Have you ever thought about what your dying words would be? Well, I have, and I asked that question to my Bible study gals as we were studying the faith of the patriarchs. In Hebrews 11:20-22 we see faith that finishes well. Isaac, Jacob, and Joseph end their lives holding fast to the confession of their hope without wavering (10:23).

I don’t really think that I’m a dark person, but I have thought about what I would want to say if I knew I was dying. It is your last chance to witness to God in this world. Actually, who doesn’t think about God when they are witnessing or experiencing death? Arthur Pink believes that these are the most blissful moments in a believer’s life. If I have the opportunity for dying words, I want to say, “God is good.” Pretty simple, but it could be profound to someone witnessing your death. Even if I die the worst of deaths, I want to be able to witness to this glorious truth—God is good!

I thought about writing an article with a paragraph emphasizing each word separately, first emphasizing that it is God alone who is good, then the amazing truth that the one and only God is the definition of all good, and lastly how we know what goodness is because we can know him. It’s funny because it pleased God to have this be my theme for the week—his goodness & dying words.

Kim Shay wrote an excellent article posted the day after my Bible study titled, God is Good All the Time. I recommend it to you. While reading Kim’s article, I remembered Augustine’s whole section about God’s goodness in The City of God. He warned us that since all goodness comes from God, it is evil to try to seek anything good outside of him—it just doesn’t exist!

“Consequently he who inordinately loves the good which any nature possesses, even though he obtain it, himself becomes evil in the good, and wretched because depraved of a greater good” (388).
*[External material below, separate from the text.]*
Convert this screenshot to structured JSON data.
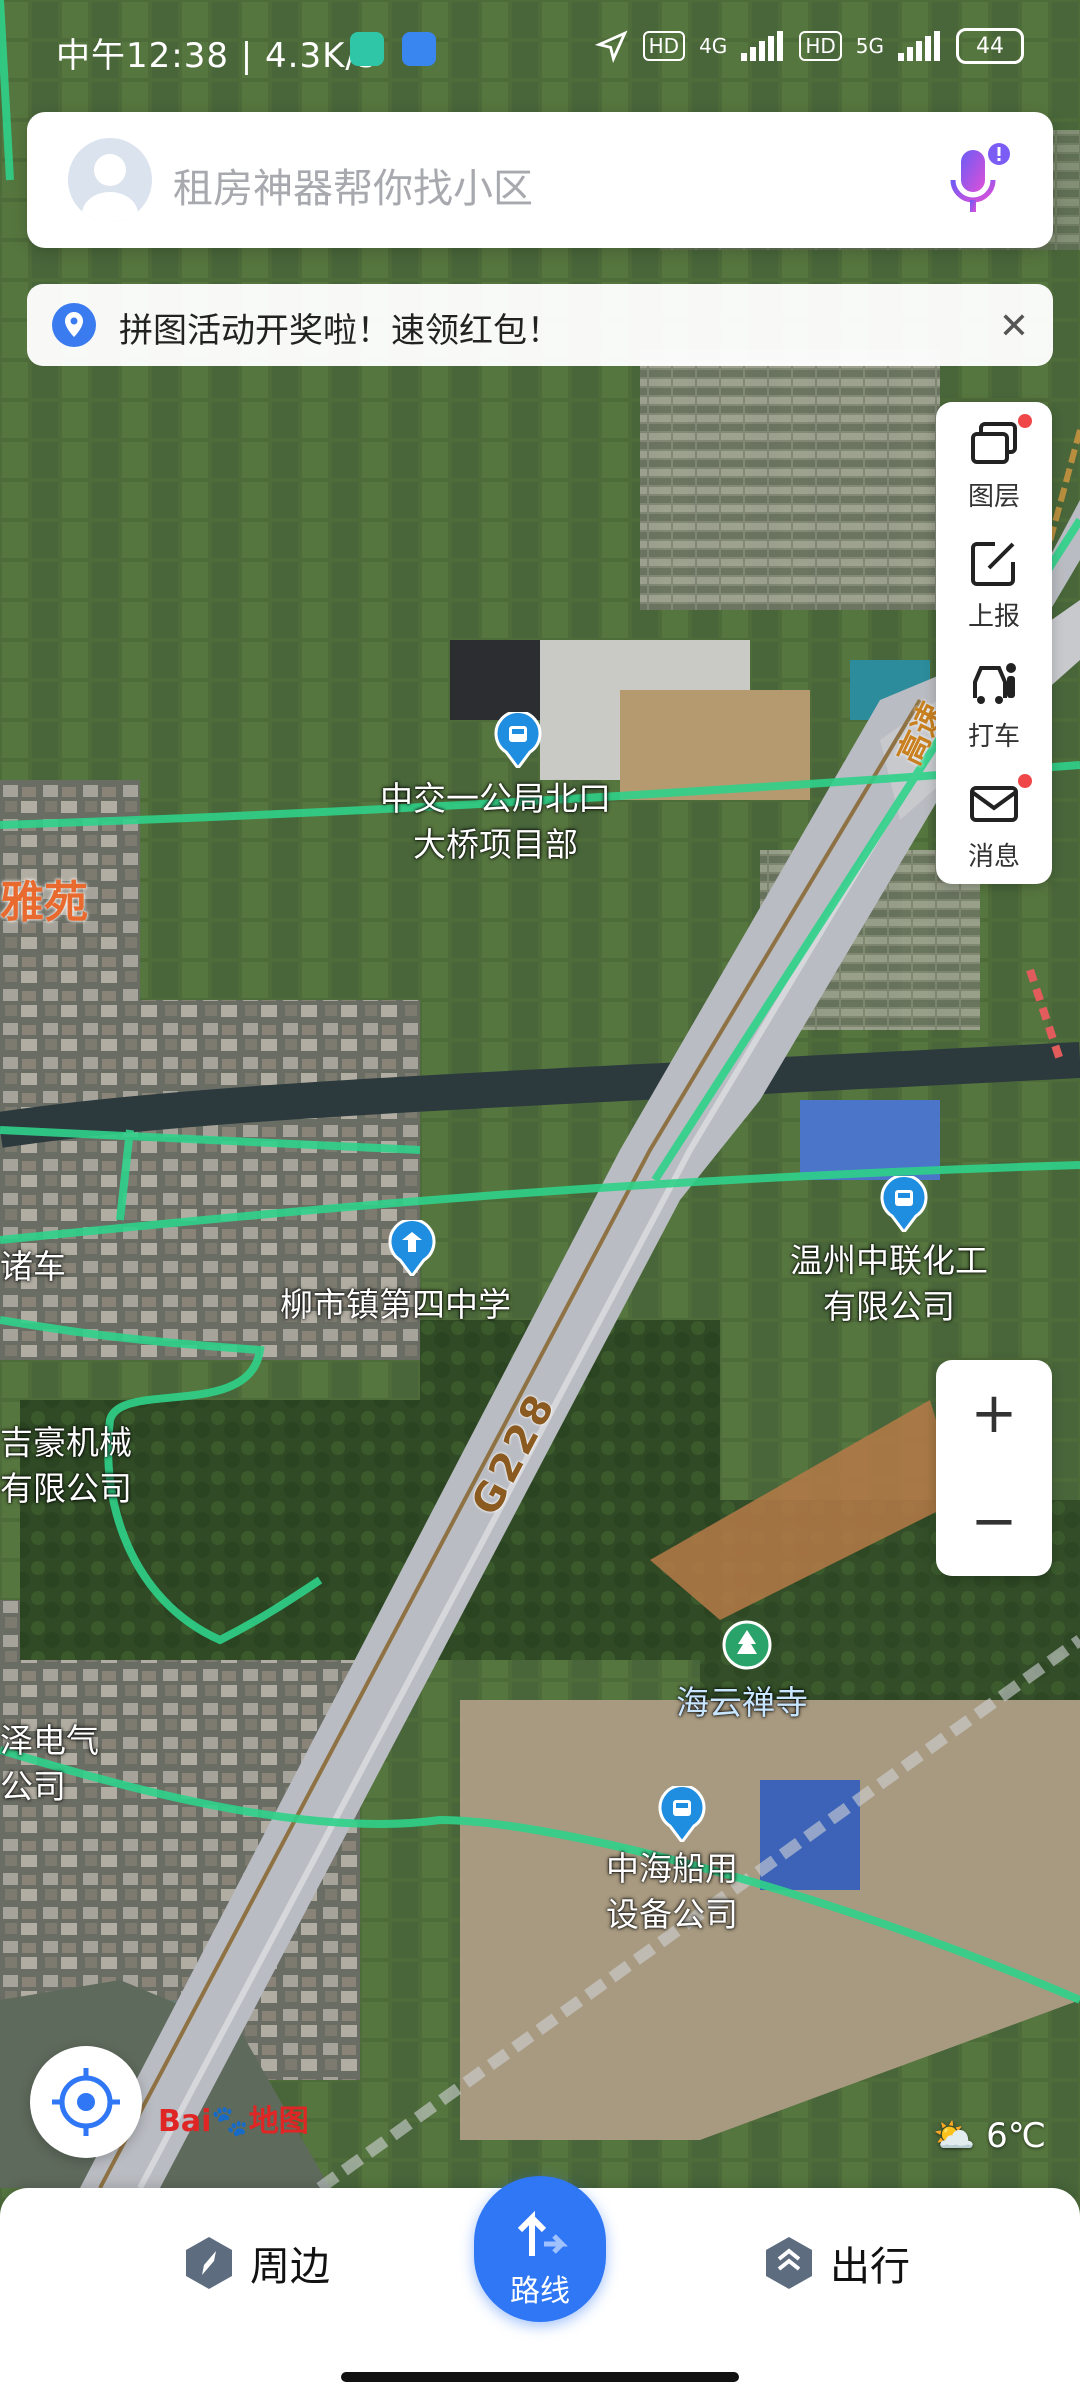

Kim discussed seeing goodness even within our trials. Often, our idea of good is to be out of the trial. But if God is the source of all good, we need to recognize and thank him for the good within the trial. Looking anywhere else for our good is evil.

But that wasn’t the end of my theme for the week. Last night I read Flannery O’Connor’s short story, A Good Man is Hard to Find. Here the themes of what is good and dying words converged. The imagery in the story is amazing, and I don’t want to give away all the details, but the grandma is a powerful character. A line in the beginning stood off the page. The family just packed into the car for vacation and instead of dressing for comfort on the ride, grandma is all decked out–“In case of an accident, anyone seeing her dead on the highway would know at once that she was a lady” (The Complete Stories, 118). That takes making sure you have clean underwear on up a couple notches!

In grandma’s character we see that goodness is really status, wealth, and outward appearances. Her whole value-system is rocked when she has a gun to her head. In a way, O’Connor is putting a gun to all of our heads. Your dying words really do reveal your faith.

Grandma, who thought she was good, tries to convince a serial murderer that he’s got good within him too. As the dialogue progresses, grandma tries to get this Misfit to pray to Jesus. I’ve said too much already, if you’ve never read the story and would like to, but finally grandma realizes that she isn’t good. There is no good within herself. Everything she looked to for good was evil because it wasn’t in Christ. In a moment of divine grace, grandma realizes that she is no different from the Misfit, “Why, you’re one of my babies. You’re one of my own children!” (132). This actually was a good witness to the Misfit. Although he rejects God’s goodness for his own righteousness, he remarks, “She would have been a good woman…if it had been somebody there to shoot her every minute of her life” (133).

Have you ever thought about your dying words?